Discipleship is not about you or me; it’s about God, which is what Jesus means by the language of denying ourselves. We are not to forget who we are, but rather to figure out who we are through Jesus and as people carrying the name Christian. Disciples are witnesses, speaking what they see even when they don’t feel that anybody is listening or wants to listen. Disciples name evil for what it is; they move beyond thinking that everyone has to understand their authority and what they’re saying, and they persevere with the message.

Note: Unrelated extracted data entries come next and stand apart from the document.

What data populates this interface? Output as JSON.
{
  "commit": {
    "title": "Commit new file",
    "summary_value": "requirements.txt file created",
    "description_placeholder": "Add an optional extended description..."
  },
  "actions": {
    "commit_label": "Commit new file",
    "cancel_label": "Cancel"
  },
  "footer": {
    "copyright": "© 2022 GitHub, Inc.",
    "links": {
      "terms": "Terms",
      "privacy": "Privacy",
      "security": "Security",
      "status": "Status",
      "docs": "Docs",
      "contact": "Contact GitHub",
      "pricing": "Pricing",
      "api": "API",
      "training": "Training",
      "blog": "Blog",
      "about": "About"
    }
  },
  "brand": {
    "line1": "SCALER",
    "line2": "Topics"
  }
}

Jesus invites you and me to be disciples, to take him up on the offer of selfless power. It’s a risky invitation to accept because it means living in the tension of hearing ourselves make the great confession "Jesus, you’re the Messiah!" one minute and hearing Jesus rebuke us with the words, "Get behind me, Satan!" the next. Taking the way of the cross is a real, agonizing process, a task so overwhelming that eventually there is no choice anymore. The only decision is to follow.

Two years ago I invited Dorothy Marie Hennessey and Gwen Hennessey, Franciscan (and biological) sisters from Dubuque, Iowa, to Luther College to share their stories of being advocates of peace and justice. Both have been arrested and served six-month jail sentences for acts of civil disobedience in protesting the School of the Americas (now known as the Western Hemisphere Institute for Security Cooperation) -- a military school in Fort Benning, Georgia, that has trained Latin Americans in tactics of war, terrorism and torture.

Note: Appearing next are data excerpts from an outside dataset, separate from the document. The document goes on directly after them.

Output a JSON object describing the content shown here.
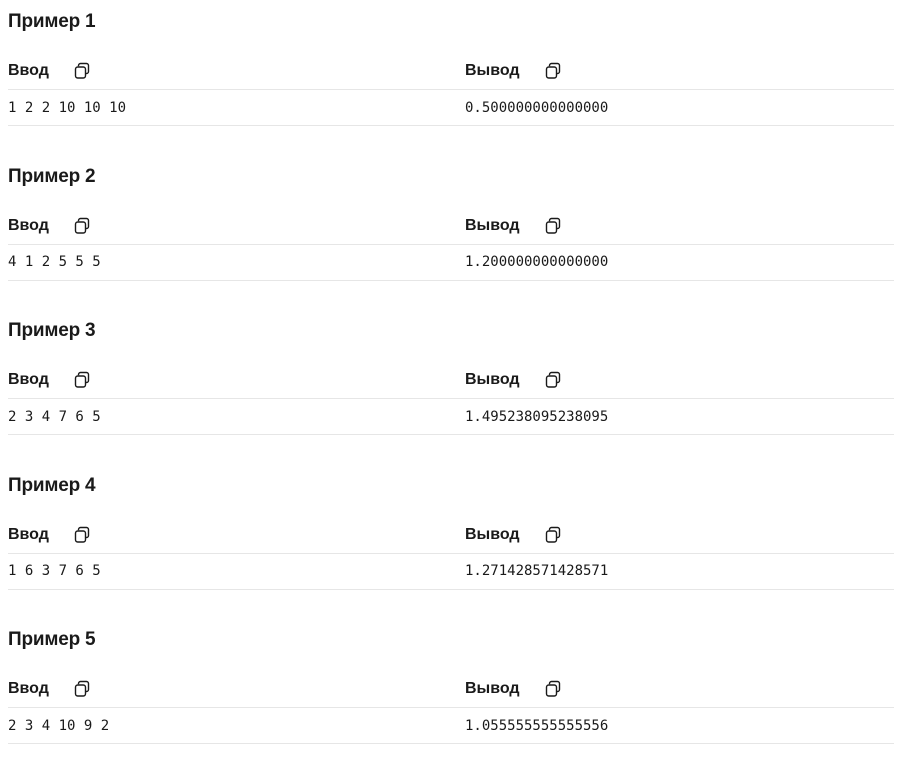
{
  "examples": [
    {
      "title": "Пример 1",
      "input_label": "Ввод",
      "output_label": "Вывод",
      "input_value": "1 2 2 10 10 10",
      "output_value": "0.500000000000000",
      "copy_icon": "copy-icon"
    },
    {
      "title": "Пример 2",
      "input_label": "Ввод",
      "output_label": "Вывод",
      "input_value": "4 1 2 5 5 5",
      "output_value": "1.200000000000000",
      "copy_icon": "copy-icon"
    },
    {
      "title": "Пример 3",
      "input_label": "Ввод",
      "output_label": "Вывод",
      "input_value": "2 3 4 7 6 5",
      "output_value": "1.495238095238095",
      "copy_icon": "copy-icon"
    },
    {
      "title": "Пример 4",
      "input_label": "Ввод",
      "output_label": "Вывод",
      "input_value": "1 6 3 7 6 5",
      "output_value": "1.271428571428571",
      "copy_icon": "copy-icon"
    },
    {
      "title": "Пример 5",
      "input_label": "Ввод",
      "output_label": "Вывод",
      "input_value": "2 3 4 10 9 2",
      "output_value": "1.055555555555556",
      "copy_icon": "copy-icon"
    }
  ],
  "colors": {
    "text": "#1a1a1a",
    "divider": "#e6e6e6",
    "icon": "#1a1a1a"
  }
}
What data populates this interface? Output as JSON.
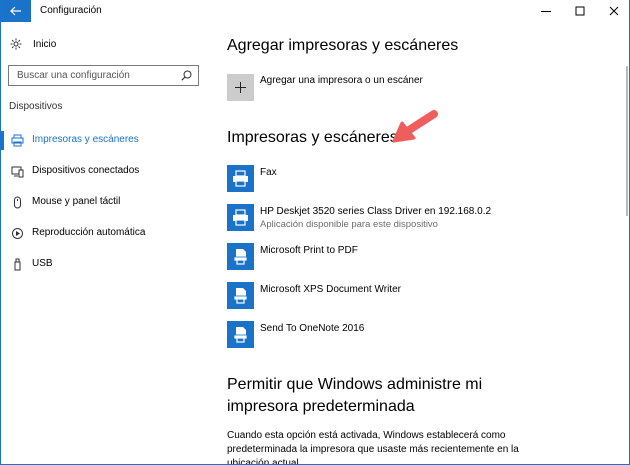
{
  "window": {
    "title": "Configuración",
    "accent_color": "#1a73c9"
  },
  "sidebar": {
    "home_label": "Inicio",
    "search": {
      "placeholder": "Buscar una configuración"
    },
    "section_label": "Dispositivos",
    "items": [
      {
        "label": "Impresoras y escáneres",
        "icon": "printer-icon",
        "active": true
      },
      {
        "label": "Dispositivos conectados",
        "icon": "devices-icon",
        "active": false
      },
      {
        "label": "Mouse y panel táctil",
        "icon": "mouse-icon",
        "active": false
      },
      {
        "label": "Reproducción automática",
        "icon": "autoplay-icon",
        "active": false
      },
      {
        "label": "USB",
        "icon": "usb-icon",
        "active": false
      }
    ]
  },
  "main": {
    "add_heading": "Agregar impresoras y escáneres",
    "add_button_label": "Agregar una impresora o un escáner",
    "printers_heading": "Impresoras y escáneres",
    "devices": [
      {
        "name": "Fax",
        "subtitle": "",
        "icon": "fax-icon"
      },
      {
        "name": "HP Deskjet 3520 series Class Driver en 192.168.0.2",
        "subtitle": "Aplicación disponible para este dispositivo",
        "icon": "printer-icon"
      },
      {
        "name": "Microsoft Print to PDF",
        "subtitle": "",
        "icon": "document-printer-icon"
      },
      {
        "name": "Microsoft XPS Document Writer",
        "subtitle": "",
        "icon": "document-printer-icon"
      },
      {
        "name": "Send To OneNote 2016",
        "subtitle": "",
        "icon": "document-printer-icon"
      }
    ],
    "default_heading": "Permitir que Windows administre mi impresora predeterminada",
    "default_description": "Cuando esta opción está activada, Windows establecerá como predeterminada la impresora que usaste más recientemente en la ubicación actual."
  }
}
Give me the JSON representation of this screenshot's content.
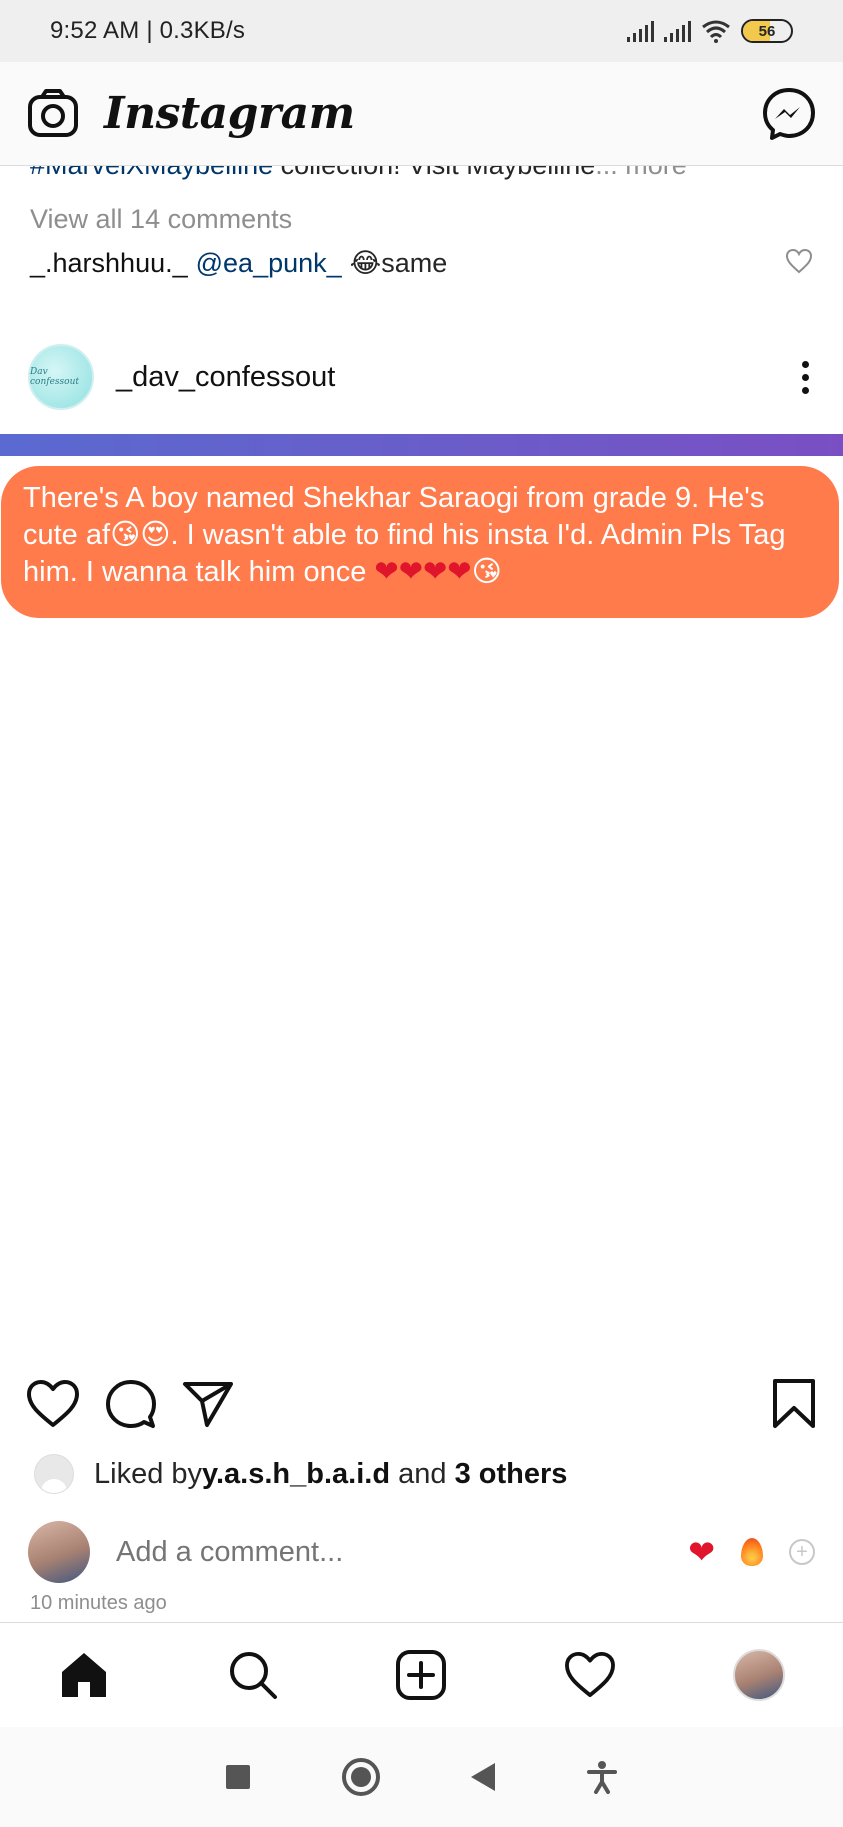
{
  "status_bar": {
    "time": "9:52 AM | 0.3KB/s",
    "battery_level": "56"
  },
  "header": {
    "title": "Instagram",
    "camera_icon": "camera-icon",
    "messenger_icon": "messenger-icon"
  },
  "previous_post": {
    "caption_hashtag": "#MarvelXMaybelline",
    "caption_text": " collection! Visit Maybelline",
    "caption_more": "... more",
    "view_comments": "View all 14 comments",
    "comment": {
      "username": "_.harshhuu._",
      "mention": "@ea_punk_",
      "emoji": "😂",
      "text": "same"
    }
  },
  "post": {
    "username": "_dav_confessout",
    "avatar_text": "Dav confessout",
    "image_text_parts": {
      "line_a": "There's A boy named Shekhar Saraogi from grade 9. He's cute af",
      "emoji_a": "😘😍",
      "line_b": ". I wasn't able to find his insta I'd. Admin Pls Tag him. I wanna talk him once ",
      "hearts": "❤❤❤❤",
      "emoji_b": "😘"
    },
    "likes": {
      "prefix": "Liked by ",
      "user": "y.a.s.h_b.a.i.d",
      "middle": " and ",
      "others": "3 others"
    },
    "add_comment_placeholder": "Add a comment...",
    "timestamp": "10 minutes ago",
    "quick_reactions": [
      "❤",
      "🔥",
      "+"
    ]
  },
  "colors": {
    "bubble": "#ff7b4c",
    "gradient_start": "#5a6ad0",
    "gradient_end": "#7a4fc4",
    "link": "#00376b",
    "muted": "#8e8e8e"
  },
  "bottom_nav": [
    "home-icon",
    "search-icon",
    "new-post-icon",
    "activity-heart-icon",
    "profile-avatar"
  ],
  "system_nav": [
    "recents-button",
    "home-button",
    "back-button",
    "accessibility-button"
  ]
}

I asked the sisters, one who was 89, and the other who was 69, "Why do you do this?" They responded with stories of their brother who was a missionary priest in Guatemala and whose parishioners were brutally tortured and killed by people who had, no doubt, been trained by the School of the Americas. These sisters have seen and heard too much, and being silent about what they know isn’t an option. Both said that too many people don’t know or don’t want to know what’s really happening in our world, so they as witnesses can’t be silent. There is only one way for them to follow.

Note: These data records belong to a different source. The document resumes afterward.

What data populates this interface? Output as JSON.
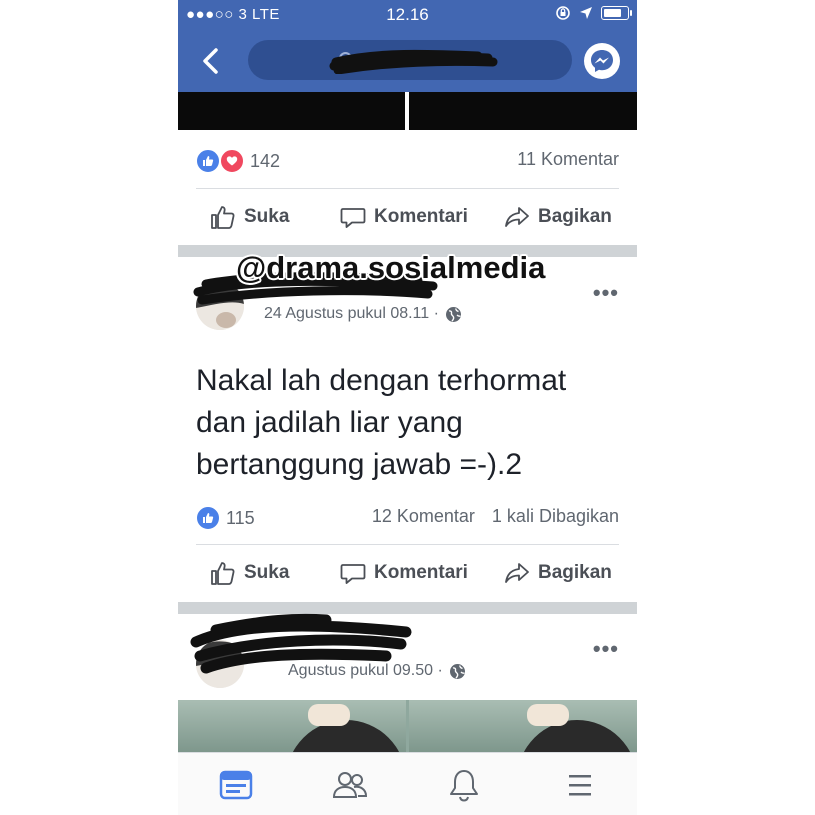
{
  "status_bar": {
    "carrier": "●●●○○ 3  LTE",
    "time": "12.16"
  },
  "top_post": {
    "reaction_count": "142",
    "comments": "11 Komentar",
    "actions": {
      "like": "Suka",
      "comment": "Komentari",
      "share": "Bagikan"
    }
  },
  "watermark": "@drama.sosialmedia",
  "main_post": {
    "timestamp": "24 Agustus pukul 08.11 ·",
    "text_lines": [
      "Nakal lah dengan terhormat",
      "dan jadilah liar yang",
      "bertanggung jawab =-).2"
    ],
    "reaction_count": "115",
    "comments": "12 Komentar",
    "shares": "1 kali Dibagikan",
    "actions": {
      "like": "Suka",
      "comment": "Komentari",
      "share": "Bagikan"
    }
  },
  "next_post": {
    "timestamp": "Agustus pukul 09.50 ·"
  },
  "colors": {
    "brand_blue": "#4267b2",
    "like_blue": "#4a80e8",
    "love_red": "#f0485f"
  },
  "tab_bar": {
    "icons": [
      "news-feed-icon",
      "friends-icon",
      "notifications-icon",
      "menu-icon"
    ]
  }
}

The way of the cross is the way of faith -- of claiming life and truth in the face of everything that tells us not to. Once we have seen and heard too much, once Jesus has come too close, then the only thing we can do is to witness to the truth, follow and keep on the path. And this path of the cross is never lived outside of God’s love. That’s the promise in which we live, and the promise that keeps us on the path.